Didi Chuxing, the app that ate Uber alive in China last year to dominate the country’s ride-hailing market, is set to gobble up another $5 billion to $6 billion in funding and become China’s most valuable startup, Bloomberg reports. Its prospective $50 billion valuation would put it above smartphone maker Xiaomi, currently China’s largest startup, and second only to Uber itself among startups worldwide. Behind the newest round of funding appears to be SoftBank Group Co.’s Masayoshi Son of Japan, who “encouraged Didi Chief Executive Officer Cheng Wei 程维 to take more capital” and pursue new and global opportunities. Cheng’s company has faced regulatory challenges in some Chinese cities, many of which now require Didi’s drivers to be local residents, though Didi won an operating license in the northern metropolis of Tianjin. Now the company with near-monopoly control over China’s ride sharing aims to expand into driverless car technology and artificial intelligence.



POLITICS AND CURRENT AFFAIRS:

Iran, Syria, North Korea, and Huawei?

The U.S. Treasury Department issued an administrative subpoena, undisclosed until reviewed (paywall) by the New York Times on April 26, to Chinese cellular technology giant Huawei in December last year. The Times notes that although the subpoena by itself does not indicate suspected criminality, “the widening inquiry puts Huawei in an awkward position at a moment when sanctions have taken on new import.” Perhaps, the paper said, “Huawei…[is] suspected of violating American embargoes that broadly restrict the export of American goods to countries like Iran and Syria.” The Treasury Department subpoena is the second one for Huawei from the U.S. government in 2016, as its Department of Commerce also looked into (paywall) Huawei’s connections with Iran and North Korea last summer.



SOCIETY AND CULTURE:

A bedroom for the sons, but not the daughter

A family from the southern city of Shenzhen with quadruplet sons and an older daughter is under fire this week for showing undisguised gender discrimination on an episode of A Warm New Home (暖暖的新家 nuǎnnuǎn de xīnjiā), a home improvement show on Beijing TV. In the episode (on YouTube here), the parents talk about their hopes of accommodating seven members of their family in their 645-square-foot (60-square-meter) apartment. With help from interior designers, their apartment layout is rearranged in a way that grants everyone more space — except for the older daughter. Instead of having her own room, she gets what Sixth Tone calls “a makeshift bedroom hidden in the kitchen.”

It’s not just the living arrangements that are unfair: When the daughter first appears on the show, she is described as an “uninvited guest” (不速之客 bú sù zhī kè) by a voice-over. When the whole family is shown having dinner together, she asks her mother where she should sit but does not get a reply — she ends up eating standing up, while the rest of her family is seated.
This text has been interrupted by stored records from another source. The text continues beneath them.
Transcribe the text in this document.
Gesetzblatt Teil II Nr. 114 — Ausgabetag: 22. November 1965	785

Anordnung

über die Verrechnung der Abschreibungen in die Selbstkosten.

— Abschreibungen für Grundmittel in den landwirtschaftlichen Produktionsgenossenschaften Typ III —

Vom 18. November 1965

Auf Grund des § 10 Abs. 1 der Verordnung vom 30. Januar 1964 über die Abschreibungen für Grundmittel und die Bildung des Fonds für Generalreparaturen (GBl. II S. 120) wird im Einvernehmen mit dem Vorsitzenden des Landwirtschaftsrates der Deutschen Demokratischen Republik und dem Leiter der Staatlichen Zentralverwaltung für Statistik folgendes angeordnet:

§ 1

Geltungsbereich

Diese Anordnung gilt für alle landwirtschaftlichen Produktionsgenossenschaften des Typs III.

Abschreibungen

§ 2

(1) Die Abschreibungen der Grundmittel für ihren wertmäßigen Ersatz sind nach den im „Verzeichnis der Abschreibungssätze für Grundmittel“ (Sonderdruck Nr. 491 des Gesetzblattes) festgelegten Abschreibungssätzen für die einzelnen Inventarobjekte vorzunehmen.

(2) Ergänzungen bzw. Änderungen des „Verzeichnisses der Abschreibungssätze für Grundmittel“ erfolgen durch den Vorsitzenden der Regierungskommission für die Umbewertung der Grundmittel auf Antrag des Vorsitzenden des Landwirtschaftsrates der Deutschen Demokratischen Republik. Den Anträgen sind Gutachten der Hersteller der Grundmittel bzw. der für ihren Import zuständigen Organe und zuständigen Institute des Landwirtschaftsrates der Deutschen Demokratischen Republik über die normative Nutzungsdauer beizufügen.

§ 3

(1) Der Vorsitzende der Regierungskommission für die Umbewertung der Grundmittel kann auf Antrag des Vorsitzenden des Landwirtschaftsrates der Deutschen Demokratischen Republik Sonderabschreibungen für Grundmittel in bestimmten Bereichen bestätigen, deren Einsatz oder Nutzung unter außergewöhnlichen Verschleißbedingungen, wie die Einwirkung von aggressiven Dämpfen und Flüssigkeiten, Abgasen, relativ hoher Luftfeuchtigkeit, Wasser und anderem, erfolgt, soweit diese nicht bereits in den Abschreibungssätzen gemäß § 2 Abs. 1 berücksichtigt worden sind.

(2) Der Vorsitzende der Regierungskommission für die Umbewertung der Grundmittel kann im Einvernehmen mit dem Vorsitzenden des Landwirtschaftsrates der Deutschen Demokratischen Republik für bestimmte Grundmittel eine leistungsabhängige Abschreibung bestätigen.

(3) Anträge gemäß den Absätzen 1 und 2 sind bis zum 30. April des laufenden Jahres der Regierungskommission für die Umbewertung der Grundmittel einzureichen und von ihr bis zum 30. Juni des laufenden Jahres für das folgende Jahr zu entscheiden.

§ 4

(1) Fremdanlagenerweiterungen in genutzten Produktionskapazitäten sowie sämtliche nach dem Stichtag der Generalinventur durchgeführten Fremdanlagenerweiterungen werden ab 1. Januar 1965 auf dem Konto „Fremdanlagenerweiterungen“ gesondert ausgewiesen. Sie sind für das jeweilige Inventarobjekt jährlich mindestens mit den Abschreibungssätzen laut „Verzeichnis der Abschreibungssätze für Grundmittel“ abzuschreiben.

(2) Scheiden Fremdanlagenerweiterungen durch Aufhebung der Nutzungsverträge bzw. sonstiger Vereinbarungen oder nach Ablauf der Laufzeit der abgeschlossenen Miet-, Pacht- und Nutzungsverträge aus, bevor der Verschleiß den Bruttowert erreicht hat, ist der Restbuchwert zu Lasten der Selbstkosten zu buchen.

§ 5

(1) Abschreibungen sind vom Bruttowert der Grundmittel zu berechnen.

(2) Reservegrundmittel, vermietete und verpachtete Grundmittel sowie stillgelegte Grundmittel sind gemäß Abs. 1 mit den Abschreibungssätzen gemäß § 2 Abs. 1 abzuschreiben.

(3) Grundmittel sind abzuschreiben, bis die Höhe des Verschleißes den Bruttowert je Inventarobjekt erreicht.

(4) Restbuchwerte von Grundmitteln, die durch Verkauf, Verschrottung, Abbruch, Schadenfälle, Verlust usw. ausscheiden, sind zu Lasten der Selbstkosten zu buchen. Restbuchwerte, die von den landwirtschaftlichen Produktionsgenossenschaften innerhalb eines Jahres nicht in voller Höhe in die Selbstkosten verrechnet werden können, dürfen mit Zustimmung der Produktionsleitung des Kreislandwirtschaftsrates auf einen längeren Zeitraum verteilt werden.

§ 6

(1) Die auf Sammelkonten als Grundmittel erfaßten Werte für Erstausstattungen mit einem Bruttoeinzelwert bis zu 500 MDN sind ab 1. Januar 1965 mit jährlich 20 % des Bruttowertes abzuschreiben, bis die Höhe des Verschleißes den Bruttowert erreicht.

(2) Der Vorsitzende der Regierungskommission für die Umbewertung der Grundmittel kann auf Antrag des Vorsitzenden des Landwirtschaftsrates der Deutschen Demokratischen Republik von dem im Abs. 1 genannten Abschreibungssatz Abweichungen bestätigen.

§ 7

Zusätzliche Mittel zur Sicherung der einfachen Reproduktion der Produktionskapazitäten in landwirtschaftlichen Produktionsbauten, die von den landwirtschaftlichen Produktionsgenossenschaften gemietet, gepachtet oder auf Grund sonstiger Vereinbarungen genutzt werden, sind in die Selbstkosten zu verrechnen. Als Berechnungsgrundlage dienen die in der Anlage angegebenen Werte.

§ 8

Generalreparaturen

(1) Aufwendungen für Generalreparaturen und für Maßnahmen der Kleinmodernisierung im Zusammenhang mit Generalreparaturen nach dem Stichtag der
On the Chinese social media platform Weibo, there has been a barrage of criticism of the family. “I’ve never seen a family that makes me this upset. I feel so bad for the sister,” one Weibo user wrote (in Chinese). The interior designer was also criticized, and he took to Weibo to defend himself, saying, “To design for such a family, we have to do it with a forward-looking vision. Adjustments will be made as kids grow up. We can’t exclude the possibility of the sister’s moving out in the future.” He later deleted the comment (screenshot here), which was ridiculed by internet users. One commenter wrote (in Chinese), “Why didn’t you design coffins for the family, since you are so forward-looking?”